President Donald Trump pledged to remove "barriers to American leadership in artificial intelligence" in a January executive order by reversing the Biden administration's precautionary approach to AI. Despite this order, the Trump administration is repeating its predecessor's mistakes by allowing export controls issued by former President Joe Biden to take effect.
Administered by the Commerce Department's Bureau of Industry and Security, the Framework for AI Diffusion creates a global licensing regime for closed AI models and the advanced chips used to train and run them. The bureau administers the Export Administration Regulations (EAR), which govern what American-made products may be exported based on the item, the destination, the end use, and the end user.
The framework, with which exporters must comply by May 15, amends the EAR by extending the bureau's regulatory oversight to include foreign products that are "direct products" of American technology subject to the EAR. Under the framework, the Commerce Department will also be able to regulate products made by a "complete plant or 'major component' of a plant that is a 'direct product'" of those domestic technologies.
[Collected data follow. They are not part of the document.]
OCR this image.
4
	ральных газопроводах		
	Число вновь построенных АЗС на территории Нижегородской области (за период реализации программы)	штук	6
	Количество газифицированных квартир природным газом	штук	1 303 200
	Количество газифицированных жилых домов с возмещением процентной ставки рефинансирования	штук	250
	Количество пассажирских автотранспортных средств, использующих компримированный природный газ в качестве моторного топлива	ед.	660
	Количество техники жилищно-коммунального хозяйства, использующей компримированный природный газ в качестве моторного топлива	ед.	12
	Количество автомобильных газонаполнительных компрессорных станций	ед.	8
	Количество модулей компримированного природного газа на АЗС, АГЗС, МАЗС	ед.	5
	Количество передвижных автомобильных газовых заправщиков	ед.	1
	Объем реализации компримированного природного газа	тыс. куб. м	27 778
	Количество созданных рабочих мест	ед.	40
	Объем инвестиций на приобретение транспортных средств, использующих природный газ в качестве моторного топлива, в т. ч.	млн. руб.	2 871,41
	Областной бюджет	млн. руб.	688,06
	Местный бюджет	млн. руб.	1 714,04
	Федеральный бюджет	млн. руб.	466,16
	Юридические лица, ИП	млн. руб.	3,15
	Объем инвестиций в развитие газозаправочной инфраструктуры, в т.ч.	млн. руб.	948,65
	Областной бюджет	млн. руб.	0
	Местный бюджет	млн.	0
The worldwide license regime applies to any advanced semiconductor designed for data center use and graphics processing units (GPUs) used for AI acceleration. The framework also introduces licenses to export the model weights of closed AI models that exceed a certain threshold of computational power. Matthew Mittelsteadt, technology policy research fellow at the Cato Institute, tells Reason that while every model that exists today is under this threshold, "a lot of training in and of itself does not make [AI] intelligent or risky."
The framework preemptively denies applications for the export of advanced semiconductors as well as advanced AI models to Arms Embargoed Countries, which includes China. But prohibiting the sale of high-powered GPUs to China did not stop DeepSeek from developing its advanced large language model, R1. The framework subjects roughly 150 countries, including India and Brazil, "to a byzantine and problematic set of limits" that further reduces demand for American chips, according to John Villasenor, nonresident senior fellow at the Brookings Institution.
Restricting the sale of advanced semiconductors doesn't only harm domestic tech firms such as Intel and Nvidia, but the American economy writ large. "Closing the door on all sorts of international trade opportunities," explains Mittelsteadt, "means we're closing the door on the markets that are needed to reap revenue on the things that we invent." Not generating revenue means the U.S. "can't invest in R&D," he adds, "and if we can't invest in R&D we're going to start falling behind."